Düşman bunu çok iyi bildiği için,
hilafeti askıya almadıkça, İslam devletinin bakiyesi olan küçücük kara parçası
olan Anadolu’yu rahat bırakmamıştır. Halbuki bu kara parçası, 14 milyon km² den
arta kalan topu topu 783.562 km² dir. Ama buna rağmen, düşman vaz
geçmemiştir. Çünkü onlar çok iyi biliyorlardı ki, halifesiz ümmet, çobansız
sürü misali darmadağın kalıp savrulmaya devam edecektir. Ama hilafet merkezi
ayakta kalırsa, avuç kadar bir toprağı da olsa, İslam ümmeti; küllerinden
yenide dirilip halifenin bir işaretiyle, düşmanın tüm kalelerini başlarına
yıkmaya kadirdir.
·
İhtilafların giderilip birlik ve dirliğin
korunmasında diğer büyük bir amil de kaynak birliğidir.
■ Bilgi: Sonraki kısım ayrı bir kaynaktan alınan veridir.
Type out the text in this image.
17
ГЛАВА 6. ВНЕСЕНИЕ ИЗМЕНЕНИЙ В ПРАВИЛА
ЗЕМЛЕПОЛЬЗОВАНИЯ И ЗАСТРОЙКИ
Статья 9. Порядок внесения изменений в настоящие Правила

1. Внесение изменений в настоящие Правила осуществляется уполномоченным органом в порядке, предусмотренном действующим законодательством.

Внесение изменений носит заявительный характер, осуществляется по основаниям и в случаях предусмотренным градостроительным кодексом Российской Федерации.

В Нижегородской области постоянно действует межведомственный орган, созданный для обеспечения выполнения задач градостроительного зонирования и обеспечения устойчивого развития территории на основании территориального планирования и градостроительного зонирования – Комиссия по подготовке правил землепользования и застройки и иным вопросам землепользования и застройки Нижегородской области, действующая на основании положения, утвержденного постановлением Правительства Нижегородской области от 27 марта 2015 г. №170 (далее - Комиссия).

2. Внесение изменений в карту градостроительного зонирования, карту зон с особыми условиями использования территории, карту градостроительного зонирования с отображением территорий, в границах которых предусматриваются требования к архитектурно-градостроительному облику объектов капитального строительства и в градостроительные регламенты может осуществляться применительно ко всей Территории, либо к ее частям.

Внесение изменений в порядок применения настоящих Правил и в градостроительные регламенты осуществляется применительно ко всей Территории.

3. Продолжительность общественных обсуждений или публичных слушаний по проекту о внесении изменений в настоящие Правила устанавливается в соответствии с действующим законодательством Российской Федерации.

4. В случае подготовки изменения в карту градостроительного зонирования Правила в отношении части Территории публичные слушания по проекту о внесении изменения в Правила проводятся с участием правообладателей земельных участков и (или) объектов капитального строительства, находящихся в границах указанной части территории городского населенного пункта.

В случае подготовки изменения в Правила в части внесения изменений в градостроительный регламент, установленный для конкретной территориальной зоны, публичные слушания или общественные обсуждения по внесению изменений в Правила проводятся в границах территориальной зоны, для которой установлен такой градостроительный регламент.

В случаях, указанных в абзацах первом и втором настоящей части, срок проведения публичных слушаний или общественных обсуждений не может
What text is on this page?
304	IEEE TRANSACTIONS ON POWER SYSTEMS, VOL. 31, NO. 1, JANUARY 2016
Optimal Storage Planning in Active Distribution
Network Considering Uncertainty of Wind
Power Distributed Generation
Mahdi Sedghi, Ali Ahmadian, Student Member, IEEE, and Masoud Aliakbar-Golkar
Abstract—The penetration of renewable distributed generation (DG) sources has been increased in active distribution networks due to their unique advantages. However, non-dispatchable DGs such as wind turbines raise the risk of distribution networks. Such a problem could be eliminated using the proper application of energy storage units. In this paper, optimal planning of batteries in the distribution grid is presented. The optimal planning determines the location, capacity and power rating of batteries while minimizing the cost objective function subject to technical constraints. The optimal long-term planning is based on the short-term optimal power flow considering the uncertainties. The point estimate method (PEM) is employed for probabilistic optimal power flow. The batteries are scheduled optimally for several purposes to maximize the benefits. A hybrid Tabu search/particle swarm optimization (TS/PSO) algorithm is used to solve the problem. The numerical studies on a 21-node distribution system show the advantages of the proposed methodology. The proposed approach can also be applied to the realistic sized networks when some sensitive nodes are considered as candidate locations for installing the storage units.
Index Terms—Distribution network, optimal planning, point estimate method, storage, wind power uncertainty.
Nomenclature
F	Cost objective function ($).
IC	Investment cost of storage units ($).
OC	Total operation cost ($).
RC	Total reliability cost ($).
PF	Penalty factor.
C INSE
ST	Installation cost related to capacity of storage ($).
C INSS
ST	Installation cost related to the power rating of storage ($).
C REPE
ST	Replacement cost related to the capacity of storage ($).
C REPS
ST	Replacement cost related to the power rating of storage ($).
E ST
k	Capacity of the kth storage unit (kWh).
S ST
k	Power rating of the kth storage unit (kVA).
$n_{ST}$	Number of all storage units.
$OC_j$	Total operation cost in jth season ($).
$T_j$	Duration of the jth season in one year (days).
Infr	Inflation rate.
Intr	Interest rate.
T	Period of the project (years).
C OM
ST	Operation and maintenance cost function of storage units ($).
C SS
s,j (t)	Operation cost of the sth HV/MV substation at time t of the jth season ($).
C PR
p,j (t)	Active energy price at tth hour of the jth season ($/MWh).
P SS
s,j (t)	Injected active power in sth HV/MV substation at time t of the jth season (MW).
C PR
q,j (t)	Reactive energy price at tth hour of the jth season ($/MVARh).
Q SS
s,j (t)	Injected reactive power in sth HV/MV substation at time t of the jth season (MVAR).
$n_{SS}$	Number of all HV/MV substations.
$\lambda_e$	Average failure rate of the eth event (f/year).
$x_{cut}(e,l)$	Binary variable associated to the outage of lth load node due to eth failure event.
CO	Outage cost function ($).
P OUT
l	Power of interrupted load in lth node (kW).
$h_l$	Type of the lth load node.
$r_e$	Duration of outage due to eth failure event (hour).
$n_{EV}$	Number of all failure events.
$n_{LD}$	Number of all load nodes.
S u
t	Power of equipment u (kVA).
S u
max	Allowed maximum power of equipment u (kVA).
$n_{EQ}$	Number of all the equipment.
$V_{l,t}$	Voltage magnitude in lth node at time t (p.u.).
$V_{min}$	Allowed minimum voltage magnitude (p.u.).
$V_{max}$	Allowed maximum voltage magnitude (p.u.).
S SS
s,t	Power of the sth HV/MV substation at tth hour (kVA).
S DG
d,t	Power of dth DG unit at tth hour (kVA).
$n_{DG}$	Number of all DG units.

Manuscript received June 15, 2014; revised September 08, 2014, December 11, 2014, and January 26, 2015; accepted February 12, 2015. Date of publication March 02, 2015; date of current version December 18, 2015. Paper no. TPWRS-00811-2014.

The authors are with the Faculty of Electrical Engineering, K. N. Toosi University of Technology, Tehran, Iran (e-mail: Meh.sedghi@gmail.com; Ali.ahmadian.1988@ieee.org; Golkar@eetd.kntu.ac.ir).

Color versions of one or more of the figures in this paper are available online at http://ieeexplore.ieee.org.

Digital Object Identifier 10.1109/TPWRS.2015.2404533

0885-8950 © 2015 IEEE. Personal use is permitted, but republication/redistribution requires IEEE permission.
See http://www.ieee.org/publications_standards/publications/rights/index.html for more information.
Bilindiği üzere “İncil”in aslı
kaybolup yıllar sonra yeniden yazılması istendiğinde, ilk etapta takriben yüz
civarında İncil yazılmıştı. Sonra toplanan konsüllerde, bu sayı dörde
düşürülebilmişti. Bu sebepledir ki, yıllarca Hristiyan mezhepleri birbirlerini
tekfir ederek asırlarca birbirlerinin kanını dökmeye devam etmişlerdi. İşte
tefrikanın nasıl bir tehlike olduğunu yaşayarak öğrenen “Haçlı Siyonist
ittifakı” İslam ümmeti içinde tefrikanın sürgit devam etmesi için, tekfir
mantığına dayanın Şia ve tekfirci Vahhabilik gibi iki büyük belayı başımıza
musallat etmiştir. Son Ortadoğu yaşanan savaşlarda Şia ve hariciliğin yeni
versiyonu olan Deaş, Işid, eş-Şebab, el-Kaide vb. grupların ümmete neler
kaybettirdiğini net olarak yaşadık ve yaşamaya devam ediyoruz. Batılılar, bu
tekfirci grupların sadece fikir babaları değil, aynı zamanda; para, silah,
mühimmat ve her türlü lojistik desteğin de babalarıdır.